Optimization of the schema

The XML schema (as published by HL7) aren't optimized for code generation. Prior to performing the code generation process one should transform the schema to optimize them for code generation and code re-use.

The following are the main optimization methods used prior to the code generation process:

  1. Flatten the schema. Remove all includes from the schema and create one single schema file.
  2. Simplify the data types.
    • Simplify the datatypes.xsd schema, by removing all unnecessary [for code generation] hierarchies from the definition, and removing all features from the data type definition that won't be used in the context of a particular [code generation] project.
    • Replace all HL7 v3 data types that have a direct (functional) equivalent in the XML schema language with their equivalents. The generated code will be smaller, and won't reference the hierarchical data type definition as defined by HL7.
    • Examples: replace ST and CS with xsd:string, and TS with xsd:date.
  3. Replace element names and attribute names by more 'readable' names - notably the names of the type definitions, these are automatically generated by HL7 tooling and cryptic in nature. The more 'meaningful' the schema, the more 'meaningful' the code that is generated. Disadvantage of this step could be that upon serialization of an object tree one has to transform the element/attribute names back to their original names as present in the published HL7 v3 schema.

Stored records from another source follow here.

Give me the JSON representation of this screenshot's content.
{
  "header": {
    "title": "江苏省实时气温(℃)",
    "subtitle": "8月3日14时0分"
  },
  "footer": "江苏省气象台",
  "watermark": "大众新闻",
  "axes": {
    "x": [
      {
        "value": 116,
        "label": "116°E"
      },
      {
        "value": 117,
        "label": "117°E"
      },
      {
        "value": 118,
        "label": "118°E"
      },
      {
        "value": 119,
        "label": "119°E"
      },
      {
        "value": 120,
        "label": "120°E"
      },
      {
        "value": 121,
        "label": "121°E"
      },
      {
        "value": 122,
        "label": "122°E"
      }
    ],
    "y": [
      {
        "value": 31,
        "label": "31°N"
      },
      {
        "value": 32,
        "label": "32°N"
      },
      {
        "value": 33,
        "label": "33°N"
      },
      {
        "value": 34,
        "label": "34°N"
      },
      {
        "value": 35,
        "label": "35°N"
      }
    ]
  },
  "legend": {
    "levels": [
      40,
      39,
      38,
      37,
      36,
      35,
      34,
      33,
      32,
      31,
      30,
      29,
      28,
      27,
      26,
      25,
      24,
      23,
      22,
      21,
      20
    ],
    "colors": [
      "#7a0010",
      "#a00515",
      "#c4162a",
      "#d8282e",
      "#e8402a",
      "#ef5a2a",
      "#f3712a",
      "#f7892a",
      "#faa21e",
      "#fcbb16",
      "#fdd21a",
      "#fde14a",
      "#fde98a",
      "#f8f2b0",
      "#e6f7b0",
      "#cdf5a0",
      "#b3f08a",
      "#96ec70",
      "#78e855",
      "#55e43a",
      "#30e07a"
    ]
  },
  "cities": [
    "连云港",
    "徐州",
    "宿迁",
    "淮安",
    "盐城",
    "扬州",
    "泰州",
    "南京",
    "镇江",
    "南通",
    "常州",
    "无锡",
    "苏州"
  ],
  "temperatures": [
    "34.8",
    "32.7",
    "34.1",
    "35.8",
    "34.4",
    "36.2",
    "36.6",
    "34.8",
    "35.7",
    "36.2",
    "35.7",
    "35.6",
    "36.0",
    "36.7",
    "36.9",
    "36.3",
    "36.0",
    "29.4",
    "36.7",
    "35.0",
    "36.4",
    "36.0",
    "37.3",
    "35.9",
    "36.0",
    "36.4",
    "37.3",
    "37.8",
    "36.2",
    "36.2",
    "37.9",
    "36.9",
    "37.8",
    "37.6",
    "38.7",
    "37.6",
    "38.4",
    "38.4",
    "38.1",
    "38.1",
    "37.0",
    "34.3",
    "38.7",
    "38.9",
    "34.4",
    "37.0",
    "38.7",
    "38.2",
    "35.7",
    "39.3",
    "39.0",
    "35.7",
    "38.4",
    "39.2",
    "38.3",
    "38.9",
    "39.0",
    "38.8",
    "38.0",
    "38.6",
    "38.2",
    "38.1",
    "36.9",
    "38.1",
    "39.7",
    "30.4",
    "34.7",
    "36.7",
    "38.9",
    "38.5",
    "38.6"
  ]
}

Many of the above optimization steps can be dealt with by an automated process, i.e. by means of a XSLT transform of the XML schema as published by HL7.

Improve level of code re-use

Suppose one has to generate code for 10 different (but related) HL7 v3 interactions. each of those interactions consists of two wrappers (Transmission Wrapper and ControlAct Wrapper) and may reference a number of CMETs. If one doesn't optimize for code re-use each and every interaction schema will produce code for the wrappers. Optimization of schema for code-generation is mostly based on the following principles:

  1. xxxx
  • Tooling hint: in order to detect similarities/differences between different (versions of) schema, see this description of a Schema Diff tool.

RIM ITS

This section assumes that one uses the RIM ITS schema (and not the older XML ITS schema).

The schema associated with the RIM ITS is very generic which means one has to rely on the presence of template ids in the instance in order to do additional validation (using Schematron or some other non-schema based functionality). One advantage of the RIM ITS is that all models other than the RIM become templates (and this includes R-MIMs).

Optimization of the schema

The XML schema (as published by HL7) aren't optimized for code generation. Prior to performing the code generation process one should transform the schema to optimize them for code generation and code re-use.

There is essentially one core schema, which means there's a high level of re-use - one and the same code applies for all message types.

The following are the main optimization methods used prior to the code generation process:

  1. Simplify the data types.
    • Simplify the datatypes.xsd schema, by removing all unnecessary [for code generation] hierarchies from the definition, and removing all features from the data type definition that won't be used in the context of a particular [code generation] project.
    • Replace all HL7 v3 data types that have a direct (functional) equivalent in the XML schema language with their equivalents. The generated code will be smaller, and won't reference the hierarchical data type definition as defined by HL7.
    • Examples: replace ST with xsd:string, and CS with xsd:token, and TS with xsd:date (use very carefully for partial dates!).
  2. Replace element names and attribute names by more 'readable' names - notably the names of the type definitions, these are automatically generated by HL7 tooling and cryptic in nature. The more 'meaningful' the schema, the more 'meaningful' the code that is generated. Disadvantage of this step could be that upon serialization of an object tree one has to transform the element/attribute names back to their original names as present in the published HL7 v3 schema.

Many of the above optimization steps can be dealt with by an automated process, i.e. by means of a XSLT transform of the XML schema as published by HL7.